I checked that tbachert/spi is the only new package that includes tests/ when installed with composer, so that is the only one that needs an addition to drupal/core-vendor-hardening.

I checked that there are no other packages that depend on google/protobuf, so the major-version upgrade should not have any surprises:

$ ddev composer why google/protobuf
open-telemetry/gen-otlp-protobuf 1.2.1 requires google/protobuf (^3.22 || ^4.0)

That is with the feature branch (or running composer update -W open-telemetry/* myself). With 11.x, I get this, which explains the major-version upgrade:

$ ddev composer why google/protobuf
open-telemetry/gen-otlp-protobuf 1.1.0 requires google/protobuf (^3.3.0)

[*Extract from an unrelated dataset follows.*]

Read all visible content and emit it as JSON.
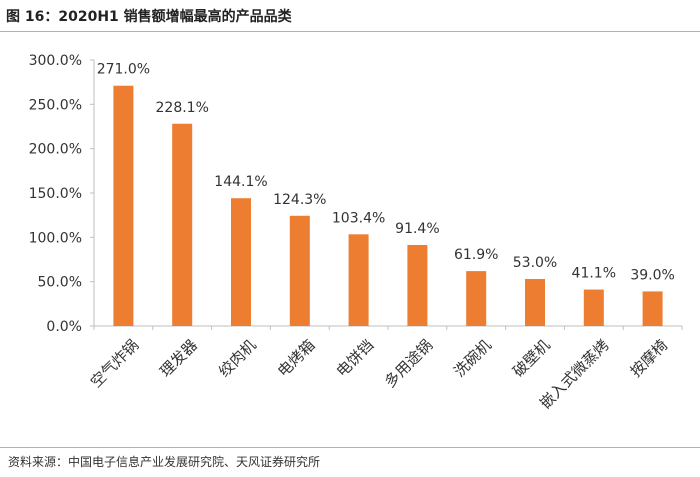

I added some more detail to the Proposed resolution in the issue summary.

+1 for RTBC

  • catch committed 839c6d8a on 11.1.x 
    Issue #3484463 by andypost, benjifisher: Upgrade open-telemetry packages...
catch’s picture

catch
he/him
Primary language English
commented
Version: 11.x-dev » 10.5.x-dev
Status: Reviewed & tested by the community » Patch (to be ported)

Looks like the 10.5 MR needs a rebase.

catch closed merge request !9999

andypost opened merge request !10143

andypost’s picture

andypost
he/him
Primary language Russian
commented
Status: Patch (to be ported) » Needs review

Created MR for 10.5.x using composer update -W open-telemetry/* and backporting cspell and tests clean-up

  • catch committed 288bcef1 on 10.5.x 
    Issue #3484463 by andypost, benjifisher: Upgrade open-telemetry packages...

  • catch committed 4c074e33 on 10.4.x 
    Issue #3484463 by andypost, benjifisher: Upgrade open-telemetry packages...
catch’s picture

catch
he/him
Primary language English
commented
Version: 10.5.x-dev » 10.4.x-dev
Status: Needs review » Fixed

Thanks - committed/pushed the respective MRs to 10.5.x and 10.4.x too now.

catch closed merge request !10143

catch closed merge request !10000

  • catch committed b47d7a0f on 11.x 
    Issue #3484463 by andypost, benjifisher: Upgrade open-telemetry packages...

Status: Fixed » Closed (fixed)

Automatically closed - issue fixed for 2 weeks with no activity.